At 2:48 p.m., a significant weather advisory was issued by the National Weather Service in Grand Junction for northwestern Archuleta County and nearby parts of Hinsdale and La Plata Counties for half-inch hail and wind over 40 mph.
At 3:02 p.m., a Flash Flood Warning was issued by the National Weather Service in Pueblo for the area around Wolf Creek Pass until 5:00. This warning included numerous creeks and small streams in parts of Mineral and Rio Grande Counties.
The storm for which the Flash Flood Warning was issued was a single-cell storm, and at times had a hail marker on radar to 1.5." The other storm was more linear. Both were moving rather slowly and erratically, but in general to the SE or ESE.
I decided to head up Piedra Rd. around 3:30 to intercept the line, which was moving my general direction and thus seemed the easier of the two storms to intercept. A new, and at first weak. cell was going up ahead (SE) of the line and SW of the Wolf Creek cell - forming on outflow from the line, it looked like. I thought I would poke through this new cell, which was not far NW of where the Piedra pavement ends, in the ranchlands SE of the Piedra River, and get between it and the original line. However, this cell intensified more or less directly over my head:
Soon I was in heavy rain and 1/4 to 1/2-inch hail. Most of the hailstones were pea-sized, but a few half-inch ones mixed in.
A short video of this hailstorm can be seen here:
By this time, the original line of storms to my northwest was fizzling out, although the Wolf Creek storm remained strong and had some CG (cloud-to-ground) lightning. But it looked like the space between the new storm and the original line might be filling in with rain. Eventually, though, I got past the new cell and set up just south of where Piedra Rd. crosses the Piedra River. The Wolf Creek storm cell, or perhaps new convection that formed just west of it, was to my NE and still strong, with the new convection to my SE and intensifying. I set up for lightning and got several flashes as the two storms gradually merged, producing torrential rain and copious hail in the mountains and rain and some hail southward to just N of Pagosa Springs. While the hail I passed through had not been particularly heavy, much heavier amounts fell farther east, especially in the mountains where the ground was partially whitened. In fact, at 4:19 p.m. a second significant weather advisory was issued, mentioning the possibility of 1/2-inch hail and wind over 40 mph in Pagosa Springs. I don't think the hail quite got into Pagosa Springs, but half-inch hail was reported 3 miles north of there at 4:32 p.m. At my location well NW of there near the Piedra River, I got gusty outflow winds of around 30-40 mph. shortly after setting up, apparently from the convection over the mountains to my northeast.
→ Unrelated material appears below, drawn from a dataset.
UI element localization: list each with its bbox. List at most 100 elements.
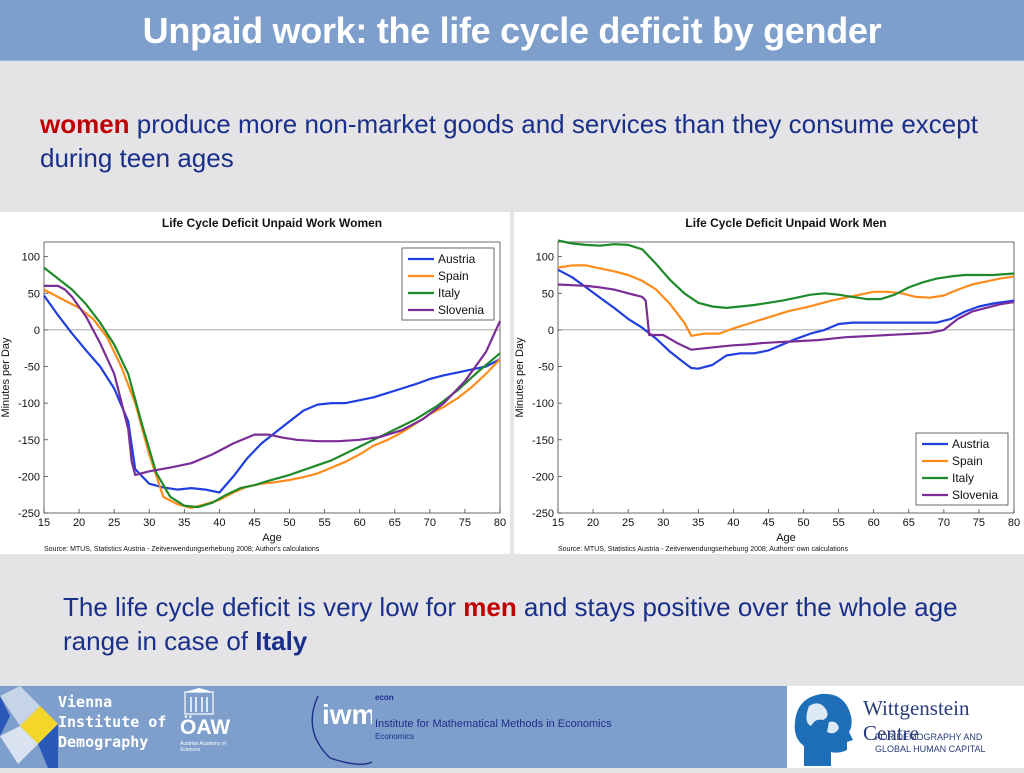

Here are some of the lightning pictures I got at that location:
A more zoomed/cropped version of the picture immediately above can be seen here.
You can see from these pictures that some of the lightning was striking in the valley just toward me from the mountains, while other bolts were striking up in the mountains. After a while the rain caught up with me at this location, so I headed back toward Pagosa Springs. The cluster of storms seemed to be accellerating somewhat to the southeast now, and from this point on I remained behind the heaviest precipitation, though in light rain much of the time. I stopped at a couple locations a mile or two north of where the pavement ends on Piedra Road, for additional photos, but by now most of the lightning was pretty far away, well off to the southeast. I did manage to catch this bolt as a pickup truck passed me, creating some interesting motion blur along with the lightning:
Not a bad outing for only driving about 15-20 miles from home, including some of the best lightning I have photographed this year.